PS> $message -比赛 [regex]::Escape('(123)456-7890')
True
I don’t want to talk on this too much because this is an anti-pattern. If you are needing to regex escape your entire pattern before you match it, then you should use the string.Contains()
method instead.
您唯一应该逃避正则表达式的时间是在更复杂的正则表达式内部将该值放置在一个。即使是用更复杂的正则表达式模式解决。
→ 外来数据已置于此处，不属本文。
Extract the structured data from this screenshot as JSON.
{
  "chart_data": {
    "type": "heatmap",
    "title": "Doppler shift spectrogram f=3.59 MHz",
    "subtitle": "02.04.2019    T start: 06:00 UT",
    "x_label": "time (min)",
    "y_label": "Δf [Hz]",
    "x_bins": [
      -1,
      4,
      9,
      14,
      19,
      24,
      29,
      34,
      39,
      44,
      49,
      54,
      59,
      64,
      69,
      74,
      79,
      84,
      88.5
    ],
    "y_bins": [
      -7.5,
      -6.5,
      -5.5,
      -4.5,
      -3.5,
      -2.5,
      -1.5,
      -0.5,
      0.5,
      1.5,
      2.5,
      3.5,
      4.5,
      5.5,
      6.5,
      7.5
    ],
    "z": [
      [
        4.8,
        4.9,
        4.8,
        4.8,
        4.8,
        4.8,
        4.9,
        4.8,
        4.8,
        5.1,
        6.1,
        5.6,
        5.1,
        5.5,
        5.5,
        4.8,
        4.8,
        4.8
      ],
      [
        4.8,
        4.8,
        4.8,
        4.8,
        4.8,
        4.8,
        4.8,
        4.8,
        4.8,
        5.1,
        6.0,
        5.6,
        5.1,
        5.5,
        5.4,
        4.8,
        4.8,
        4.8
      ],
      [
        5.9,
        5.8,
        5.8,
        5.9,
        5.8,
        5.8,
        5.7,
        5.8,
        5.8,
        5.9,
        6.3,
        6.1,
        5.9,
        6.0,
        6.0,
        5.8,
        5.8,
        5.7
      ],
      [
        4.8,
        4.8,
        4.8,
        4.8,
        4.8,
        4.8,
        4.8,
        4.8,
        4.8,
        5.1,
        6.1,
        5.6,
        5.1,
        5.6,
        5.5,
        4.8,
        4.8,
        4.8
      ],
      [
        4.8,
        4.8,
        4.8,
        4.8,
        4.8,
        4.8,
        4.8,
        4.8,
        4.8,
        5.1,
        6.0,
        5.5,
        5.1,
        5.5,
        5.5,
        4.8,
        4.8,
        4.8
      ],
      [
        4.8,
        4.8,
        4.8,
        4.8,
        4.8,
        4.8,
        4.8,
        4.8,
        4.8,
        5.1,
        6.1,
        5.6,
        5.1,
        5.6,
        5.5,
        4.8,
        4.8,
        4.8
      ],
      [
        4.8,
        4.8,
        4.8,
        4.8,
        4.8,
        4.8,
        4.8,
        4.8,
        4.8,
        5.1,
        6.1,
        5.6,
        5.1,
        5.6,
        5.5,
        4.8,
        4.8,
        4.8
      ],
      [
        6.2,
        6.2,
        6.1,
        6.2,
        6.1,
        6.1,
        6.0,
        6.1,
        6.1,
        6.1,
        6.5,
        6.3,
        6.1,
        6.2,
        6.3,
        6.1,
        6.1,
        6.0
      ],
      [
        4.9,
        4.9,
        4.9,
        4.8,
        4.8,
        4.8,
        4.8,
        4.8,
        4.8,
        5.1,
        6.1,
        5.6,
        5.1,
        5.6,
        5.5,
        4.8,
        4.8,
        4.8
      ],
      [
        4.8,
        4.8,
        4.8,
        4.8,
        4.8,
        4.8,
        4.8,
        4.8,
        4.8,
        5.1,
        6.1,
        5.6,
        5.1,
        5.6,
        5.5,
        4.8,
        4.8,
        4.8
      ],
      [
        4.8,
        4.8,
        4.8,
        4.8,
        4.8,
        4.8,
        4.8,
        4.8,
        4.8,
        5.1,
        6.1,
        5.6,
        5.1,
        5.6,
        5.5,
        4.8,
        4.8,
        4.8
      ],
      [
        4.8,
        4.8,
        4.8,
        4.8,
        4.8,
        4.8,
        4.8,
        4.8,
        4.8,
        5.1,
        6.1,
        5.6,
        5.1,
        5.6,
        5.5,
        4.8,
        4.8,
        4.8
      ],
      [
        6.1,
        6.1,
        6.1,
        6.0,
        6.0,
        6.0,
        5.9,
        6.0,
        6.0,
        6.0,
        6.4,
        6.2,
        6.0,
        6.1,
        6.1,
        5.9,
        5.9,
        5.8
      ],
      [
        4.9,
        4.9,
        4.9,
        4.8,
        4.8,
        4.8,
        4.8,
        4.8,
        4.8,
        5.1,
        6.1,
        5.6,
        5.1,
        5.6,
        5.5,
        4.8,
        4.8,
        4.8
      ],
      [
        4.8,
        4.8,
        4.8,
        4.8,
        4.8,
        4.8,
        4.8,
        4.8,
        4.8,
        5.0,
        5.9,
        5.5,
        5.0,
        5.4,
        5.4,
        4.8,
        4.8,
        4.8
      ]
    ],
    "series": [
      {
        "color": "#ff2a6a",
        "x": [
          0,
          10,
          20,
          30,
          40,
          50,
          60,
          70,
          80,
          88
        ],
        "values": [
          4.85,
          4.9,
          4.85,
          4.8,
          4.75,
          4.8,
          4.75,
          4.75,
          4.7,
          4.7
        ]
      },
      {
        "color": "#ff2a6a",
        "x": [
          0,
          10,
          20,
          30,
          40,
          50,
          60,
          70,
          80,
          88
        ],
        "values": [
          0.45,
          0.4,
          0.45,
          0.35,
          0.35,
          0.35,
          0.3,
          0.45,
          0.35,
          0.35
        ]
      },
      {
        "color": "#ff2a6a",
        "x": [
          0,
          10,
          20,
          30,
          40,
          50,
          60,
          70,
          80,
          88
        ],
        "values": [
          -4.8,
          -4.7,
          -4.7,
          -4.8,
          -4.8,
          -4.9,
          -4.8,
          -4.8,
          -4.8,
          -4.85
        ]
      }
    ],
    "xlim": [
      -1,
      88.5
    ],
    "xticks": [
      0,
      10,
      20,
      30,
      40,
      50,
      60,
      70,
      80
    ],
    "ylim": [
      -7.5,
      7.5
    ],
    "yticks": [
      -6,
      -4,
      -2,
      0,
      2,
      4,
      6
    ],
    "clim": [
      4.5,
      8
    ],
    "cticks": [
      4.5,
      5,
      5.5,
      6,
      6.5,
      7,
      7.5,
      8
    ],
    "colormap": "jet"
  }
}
如果您在代码中使用此功能。重新思考你为什么需要它,因为赔率是,你正在使用错误的运算符或方法。
每行多匹配
The -Match
operator will only match once per line so the $matches
variable only contains that first match. There are times where I want to grab every occurace of a pattern even if there are multiples per line. I have 2 ways that I approach this scenario.
-AllMatches.
选择字符串
offers support for this with the -AllMatches.
parameter. In this case the returned object contains a 火柴
property for every match.
PS> $data = 'The event runs from 2018-10-06 to 1018-10-09'
PS> $datePattern = '\d\d\d\d-\d\d-\d\d'
PS> $results = $data | 选择字符串 $datePattern -AllMatches.
PS> $results.火柴.Value
2018-10-06
2018-10-09
正则表达式匹配()
The [Regex]
object method 火柴 is the other option.
PS> $data = 'The event runs from 2018-10-06 to 1018-10-09'
PS> $datePattern = [正则表达式]::new('\d\d\d\d-\d\d-\d\d')
PS> $matches = $datePattern.火柴($data)
PS> $matches.Value
2018-10-06
2018-10-09
应该匹配
When using Pester tests, the Should Match
uses a regular expression.
It "contains a SSN"{
$message = Get-Data
$message | Should Match '\d\d\d-\d\d-\d\d\d\d'
}
When with Pester is the exception to the rule of not using [regex]::Escape()
. Pester does not have a substring match alternative.
It "contains $subString"{
$message = Get-Data
$message | Should Match ([regex]::Escape($subString))
}
把它整合在一起
正如您所看到的,您可以使用大量地点,或者您可以使用正则表达式或可能已经使用Regex而不是知道它。 PowerShell确实完善将这些整合到语言中。但是,如果表现是一个问题,那么谨慎使用它们,并且您实际上并不是使用正则表达式模式。
如果您发现PowerShell中的任何其他常见方法,请告诉我。我很想听到他们并将它们添加到我的列表中。